Находясь как бы уже по ту сторону жизни, Дима тем не менее все видел и слышал, но только не мог понять смысла происходящего.
— Хорошо. Выстрел пойдет в кирпичи, а юнкера мы покажем как выведенного в расход. Но имей в виду…
Даже в темноте Дима увидел подозрение, мелькнувшее в фосфорических глазах Ангела Смерти.
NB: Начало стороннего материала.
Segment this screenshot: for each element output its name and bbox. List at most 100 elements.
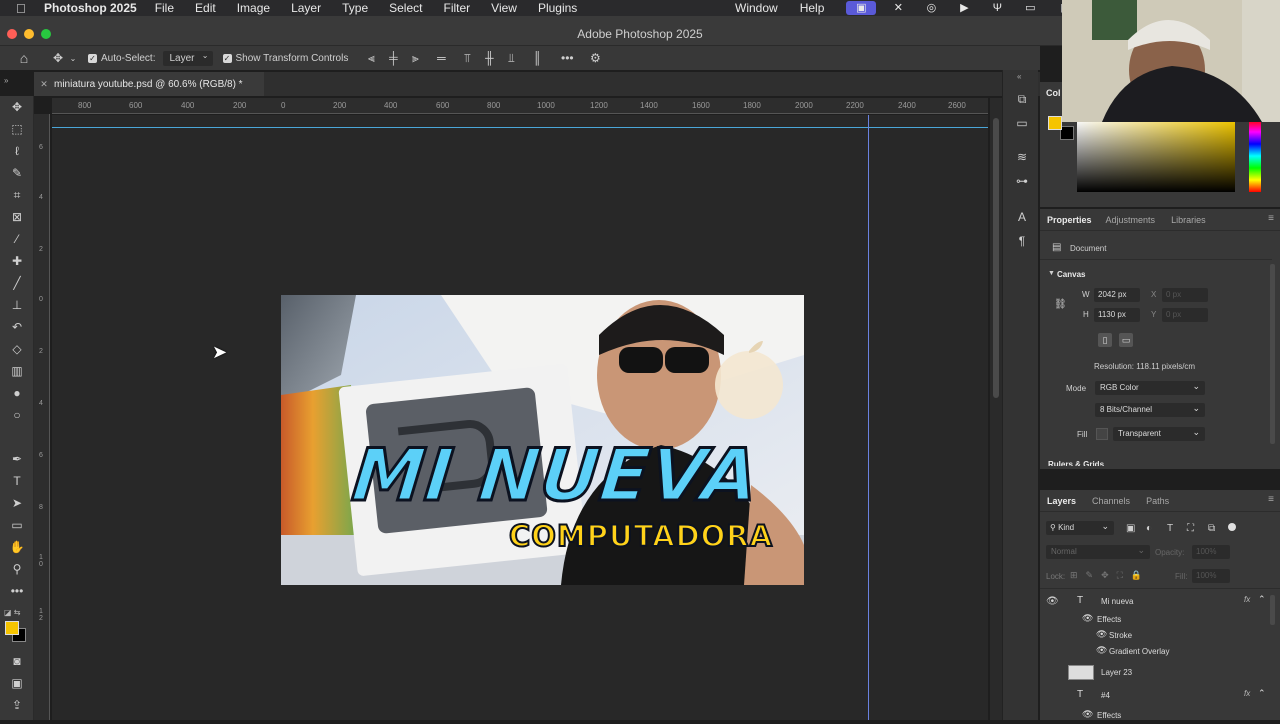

…предплечье еще побаливало от укола, который ему сделали в комнате с белыми стеклянными шкафами и клеенчатой лежанкой…
На бугристом лице Маркина еще лежала тяжелая тень ночи. Но уже светало. Он велел Диме встать и повел его вниз по множеству лестниц — кухонных и парадных, — по просторным коридорам.
В подвале надо было долго идти, согнувшись под толстыми трубами отопительной системы, но наконец впереди забрезжил утренний свет, и они очутились наверху, во внутреннем дворике, возле кирпичной стены, покрытой плащом плюща, в котором пряталась маленькая потайная дверь. Маркин открыл ее своим ключом. Она взвизгнула и застонала как живая.
— Уходи и больше не попадайся.
Маркин грубо вытолкнул его на улицу, наполовину покрытую еще ночной тенью Александровского парка, до сих пор еще не переименованного.
Дима пошел куда глаза глядят, в то время как его мать несло навстречу ему, но их пути не пересеклись из-за какой-то разницы во времени. И вот уже их уносило друг от друга в пространствах утреннего города, пережившего страшную ночь.
Она давно уже ничего не ела, но не чувствовала голода, только божественную невесомость. Если бы не тяжесть опухших ног, обутых в старые туфли, найденные в чулане, она бы могла лететь, как бабочка.
Половину пути до города она прошла пешком, а потом ее подвезла на подводе баба с Сухого лимана, везшая сало в обмен на мебель.
Лариса Германовна слезла с подводы у вокзальной площади и дальше пошла опять пешком. Город показался ей враждебным. Три человека стояли возле афишной тумбы и читали газету, только что наклеенную возле старой афиши «Аиды», еще не высохли потеки клейстера.
Один из читавших газету показался ей знакомым. Но она не могла вспомнить, кто он. Ее испугала почтительность, с которой он посторонился. Она подошла к тумбе, стала читать список расстрелянных и вдруг наткнулась на имя сына. Сначала она не поверила своим глазам и подумала, что это галлюцинация. Она еще раз стала медленно читать сверху вниз список и снова наткнулась на имя сына. Под списком было напечатано, что приговор приведен в исполнение.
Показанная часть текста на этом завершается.